De grote doelstellingen van de Europese Commissie voor offshore-windenergie - tussen 230 en 450 GW tegen 2050 - zijn haalbaar op voorwaarde dat de juiste investeringen in elektriciteitsnetten worden gedaan en de regeringen de juiste aanpak van de maritieme ruimtelijke ordening volgen. Dat Dit is de conclusie van een nieuw rapport van WindEurope "Our energy, our future" , dat werd gepubliceerd op Offshore 2019 in Kopenhagen. Het rapport werd gemaakt in opdracht van de energieministers van de tien Noordzeelanden die samenwerken op het gebied van offshore windenergie en met de Commissie.

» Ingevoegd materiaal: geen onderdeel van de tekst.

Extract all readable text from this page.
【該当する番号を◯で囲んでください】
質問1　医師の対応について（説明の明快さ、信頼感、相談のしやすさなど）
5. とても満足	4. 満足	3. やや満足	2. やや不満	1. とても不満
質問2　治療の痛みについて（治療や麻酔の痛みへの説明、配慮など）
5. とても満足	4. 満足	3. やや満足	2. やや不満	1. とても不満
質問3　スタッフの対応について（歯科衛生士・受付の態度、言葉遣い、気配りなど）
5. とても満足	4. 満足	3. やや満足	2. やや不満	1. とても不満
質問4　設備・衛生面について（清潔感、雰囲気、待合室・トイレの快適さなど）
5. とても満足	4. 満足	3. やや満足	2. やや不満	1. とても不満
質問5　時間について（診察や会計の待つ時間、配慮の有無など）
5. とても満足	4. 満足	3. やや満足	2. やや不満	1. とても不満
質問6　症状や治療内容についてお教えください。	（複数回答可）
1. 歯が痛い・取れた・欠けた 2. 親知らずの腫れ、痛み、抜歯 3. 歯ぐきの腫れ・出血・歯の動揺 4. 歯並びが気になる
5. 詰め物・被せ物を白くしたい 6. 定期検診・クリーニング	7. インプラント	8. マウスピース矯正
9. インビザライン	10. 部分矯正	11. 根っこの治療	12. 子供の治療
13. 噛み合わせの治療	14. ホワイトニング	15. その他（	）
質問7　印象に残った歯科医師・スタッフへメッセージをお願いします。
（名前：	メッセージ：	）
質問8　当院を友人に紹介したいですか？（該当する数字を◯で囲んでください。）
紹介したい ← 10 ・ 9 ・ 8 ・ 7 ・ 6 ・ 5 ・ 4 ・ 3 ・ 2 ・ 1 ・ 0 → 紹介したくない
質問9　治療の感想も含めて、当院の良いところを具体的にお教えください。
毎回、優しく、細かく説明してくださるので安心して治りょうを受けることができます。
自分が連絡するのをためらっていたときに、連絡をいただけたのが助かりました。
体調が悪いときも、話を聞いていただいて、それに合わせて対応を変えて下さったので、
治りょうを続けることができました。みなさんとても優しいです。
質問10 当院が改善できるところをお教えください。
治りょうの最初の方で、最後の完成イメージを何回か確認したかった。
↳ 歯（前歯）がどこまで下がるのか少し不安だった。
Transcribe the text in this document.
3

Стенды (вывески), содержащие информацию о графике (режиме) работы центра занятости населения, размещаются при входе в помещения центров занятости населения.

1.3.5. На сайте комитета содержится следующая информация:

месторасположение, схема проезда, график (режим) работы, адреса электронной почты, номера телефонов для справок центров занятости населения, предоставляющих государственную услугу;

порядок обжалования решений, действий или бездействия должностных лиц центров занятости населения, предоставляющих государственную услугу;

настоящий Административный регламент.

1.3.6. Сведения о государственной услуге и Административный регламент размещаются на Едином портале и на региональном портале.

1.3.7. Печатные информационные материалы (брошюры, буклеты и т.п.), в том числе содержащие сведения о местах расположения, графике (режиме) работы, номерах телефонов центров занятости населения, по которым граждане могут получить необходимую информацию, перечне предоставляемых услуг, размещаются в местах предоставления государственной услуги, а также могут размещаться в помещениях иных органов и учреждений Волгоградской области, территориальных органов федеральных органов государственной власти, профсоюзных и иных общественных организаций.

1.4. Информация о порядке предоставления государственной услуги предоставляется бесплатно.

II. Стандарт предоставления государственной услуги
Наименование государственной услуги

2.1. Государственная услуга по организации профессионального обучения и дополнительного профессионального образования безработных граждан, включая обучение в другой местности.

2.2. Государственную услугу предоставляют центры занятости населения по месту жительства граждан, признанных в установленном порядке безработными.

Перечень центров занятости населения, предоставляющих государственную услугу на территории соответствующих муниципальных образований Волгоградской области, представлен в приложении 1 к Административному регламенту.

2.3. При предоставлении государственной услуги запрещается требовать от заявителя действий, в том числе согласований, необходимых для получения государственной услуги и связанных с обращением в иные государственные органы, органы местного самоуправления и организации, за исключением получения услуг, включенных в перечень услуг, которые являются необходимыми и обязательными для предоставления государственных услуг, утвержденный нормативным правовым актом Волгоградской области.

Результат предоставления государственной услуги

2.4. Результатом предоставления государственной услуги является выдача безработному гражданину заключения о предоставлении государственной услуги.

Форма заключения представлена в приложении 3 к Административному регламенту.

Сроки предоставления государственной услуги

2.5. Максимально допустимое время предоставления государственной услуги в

In het verslag wordt onderzocht waar 450 GW aan offshore windenergie het meest kostenefficiënt kan worden ingezet in Europa, rekening houdend met het feit dat er momenteel slechts 20 GW is werd geïnstalleerd. 450 GW aan offshore windenergie maakt deel uit van een scenario van de Europese Commissie om tegen 2050 klimaatneutraliteit te bereiken.
In het verslag wordt geconcludeerd dat er 212 GW in de Noordzee, 85 GW in de Atlantische Oceaan (met inbegrip van de Ierse Zee), 83 GW in de Oostzee en 70 GW in de Middellandse Zee en andere Zuid-Europese wateren moet worden ingezet. Dit weerspiegelt het relatieve windpotentieel, de nabijheid van de energievraag en de locatie van de bevoorradingsketen. In het verslag wordt ook uiteengezet hoe elk land zich in een optimaal scenario zou kunnen ontwikkelen. De 380 GW die in de Noord-Europese wateren zou worden ingezet, zou minder dan 3% van de totale ruimte in de Noord-Europese wateren innemen.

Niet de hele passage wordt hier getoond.